Nascia o dia levemente colorido com os suaves tons de azuis e verdes dados pelo sol, ainda escondido…
As faces dela perdiam os contornos do sombreado da noite,
O rosto pendido no meu peito tonificava-se de róseo laranja e amarelos de alva,
Dormitando ainda, o bater do seu peito em mim eram solavancos de vida,
Fluxos de energia que me trespassava o corpo e espírito em acalmia alegre,
Alentava-me a alma o gostar de estar assim céu aberto deitados na areia,
Nas graças dos olhares luminosos e brilhantes sob tão adorado manto de estrelas.

O silêncio seria total se ao longe o bailar ondulado do mar não se fizesse ouvir,
Aqueles vai e vem das ondas são instrumentos de música que não há igual,
Embalam-me tão docemente como embalam os anjos que se passeiam pela noite,
E sinto em todo o meu Ser o entusiasmo imenso do renascer de outro dia,
- Apetece-me gritar, e grito em silêncio… à luz e sons que assim me deixam vaguear.

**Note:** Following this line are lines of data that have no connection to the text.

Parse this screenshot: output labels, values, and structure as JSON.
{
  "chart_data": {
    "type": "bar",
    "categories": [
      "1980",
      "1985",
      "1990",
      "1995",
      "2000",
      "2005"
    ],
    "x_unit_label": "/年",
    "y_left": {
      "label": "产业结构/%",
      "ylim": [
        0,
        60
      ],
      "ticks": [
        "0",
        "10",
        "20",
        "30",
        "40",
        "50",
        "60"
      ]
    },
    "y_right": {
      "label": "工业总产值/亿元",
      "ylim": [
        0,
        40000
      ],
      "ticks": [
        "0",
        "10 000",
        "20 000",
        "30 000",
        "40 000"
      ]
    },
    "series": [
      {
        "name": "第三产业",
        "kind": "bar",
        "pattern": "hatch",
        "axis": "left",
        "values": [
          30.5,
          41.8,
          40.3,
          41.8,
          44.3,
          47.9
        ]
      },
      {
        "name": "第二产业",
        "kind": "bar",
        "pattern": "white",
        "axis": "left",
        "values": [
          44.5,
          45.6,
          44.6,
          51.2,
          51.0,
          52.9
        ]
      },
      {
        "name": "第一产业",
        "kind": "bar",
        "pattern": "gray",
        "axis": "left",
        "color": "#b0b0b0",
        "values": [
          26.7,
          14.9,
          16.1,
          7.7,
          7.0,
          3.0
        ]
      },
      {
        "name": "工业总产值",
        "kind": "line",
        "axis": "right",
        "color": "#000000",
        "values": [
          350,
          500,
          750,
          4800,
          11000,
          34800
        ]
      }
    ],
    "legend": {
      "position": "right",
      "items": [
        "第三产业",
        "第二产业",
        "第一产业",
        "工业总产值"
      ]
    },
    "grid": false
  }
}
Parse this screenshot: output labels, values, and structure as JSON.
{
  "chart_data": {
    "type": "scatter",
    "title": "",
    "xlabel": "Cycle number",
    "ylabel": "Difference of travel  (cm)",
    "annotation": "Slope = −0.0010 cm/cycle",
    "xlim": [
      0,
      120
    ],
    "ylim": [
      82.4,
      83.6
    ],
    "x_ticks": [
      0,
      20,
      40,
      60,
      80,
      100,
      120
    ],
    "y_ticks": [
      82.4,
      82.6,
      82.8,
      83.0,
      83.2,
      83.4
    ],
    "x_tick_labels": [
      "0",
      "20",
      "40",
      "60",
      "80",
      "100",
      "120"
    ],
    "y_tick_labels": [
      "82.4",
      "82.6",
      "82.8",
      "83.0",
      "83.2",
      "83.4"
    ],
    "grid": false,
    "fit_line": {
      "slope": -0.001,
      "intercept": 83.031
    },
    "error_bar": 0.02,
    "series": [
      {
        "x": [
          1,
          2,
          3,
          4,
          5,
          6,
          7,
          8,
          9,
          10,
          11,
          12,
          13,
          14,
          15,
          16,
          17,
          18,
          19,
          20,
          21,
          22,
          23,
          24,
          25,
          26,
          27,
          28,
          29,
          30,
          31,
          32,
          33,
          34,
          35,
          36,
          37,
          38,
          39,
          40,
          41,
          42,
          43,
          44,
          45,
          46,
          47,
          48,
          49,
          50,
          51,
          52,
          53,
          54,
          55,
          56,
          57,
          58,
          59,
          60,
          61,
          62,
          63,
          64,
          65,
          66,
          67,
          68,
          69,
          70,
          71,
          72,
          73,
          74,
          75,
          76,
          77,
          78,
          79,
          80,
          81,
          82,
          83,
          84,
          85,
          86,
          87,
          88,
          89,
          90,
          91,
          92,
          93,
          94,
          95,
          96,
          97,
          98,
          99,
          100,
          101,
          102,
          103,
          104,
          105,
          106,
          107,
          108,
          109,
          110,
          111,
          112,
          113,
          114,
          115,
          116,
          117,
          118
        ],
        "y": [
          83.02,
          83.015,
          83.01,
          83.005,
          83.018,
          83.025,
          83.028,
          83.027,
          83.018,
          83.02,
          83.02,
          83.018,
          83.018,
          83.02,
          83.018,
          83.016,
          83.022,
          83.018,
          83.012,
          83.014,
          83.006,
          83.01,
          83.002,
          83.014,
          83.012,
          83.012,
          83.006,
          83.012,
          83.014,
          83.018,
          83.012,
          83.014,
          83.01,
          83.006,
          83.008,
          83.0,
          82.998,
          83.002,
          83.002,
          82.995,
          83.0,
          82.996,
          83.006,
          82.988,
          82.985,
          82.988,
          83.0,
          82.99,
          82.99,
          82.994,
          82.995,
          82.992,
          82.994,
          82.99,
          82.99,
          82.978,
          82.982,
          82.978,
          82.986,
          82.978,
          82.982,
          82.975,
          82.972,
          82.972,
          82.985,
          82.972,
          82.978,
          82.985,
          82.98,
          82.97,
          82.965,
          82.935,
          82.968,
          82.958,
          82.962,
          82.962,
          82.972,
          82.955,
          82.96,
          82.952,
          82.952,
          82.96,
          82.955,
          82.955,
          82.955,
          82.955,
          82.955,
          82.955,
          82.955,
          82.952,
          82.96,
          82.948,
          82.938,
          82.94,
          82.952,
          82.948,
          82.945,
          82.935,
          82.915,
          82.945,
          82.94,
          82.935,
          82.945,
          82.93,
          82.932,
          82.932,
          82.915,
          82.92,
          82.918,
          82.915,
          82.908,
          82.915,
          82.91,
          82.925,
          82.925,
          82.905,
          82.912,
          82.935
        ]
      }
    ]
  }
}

Tanto de mim se expande cobrindo esta menina que se enrosca no berço do meu colo,
Uma concha, uma sereia, um serafim em perfeito desenho de feto,
É linda esta criatura feminina que exala néctares de ninfa… sabores de si,
Rosas, jasmins, plantas impensadas, perfumes dados por todos os seus poros,
Beijo-lhe os cabelos de seda… a esta mulher-amante dos passos da noite,
Longos e negros que parecem clarear pelos miríades pingos caídos do rosto cândido,
E húmido da noite.

O sol agora já é senhor de todo o seu poderio, braços abertos e mãos estendidas,
Vai pintando e reluzindo tudo que lhe aparece pela frente e como lhe apetece,
Contentamento de criança nos desvarios das cores em folhas brancas.

E esta minha embriaguez emocional faz-me rolar o sangue escaldante sem sentido,
Altera-me a geometria das veias na inebriante exaltação no seu corrediço andar,
É veneno bom em mim… é veneno bom que lhe estendo…
É veneno bom e gratificante de mim que lhe dou nos olhares que lhe pouso nos lábios!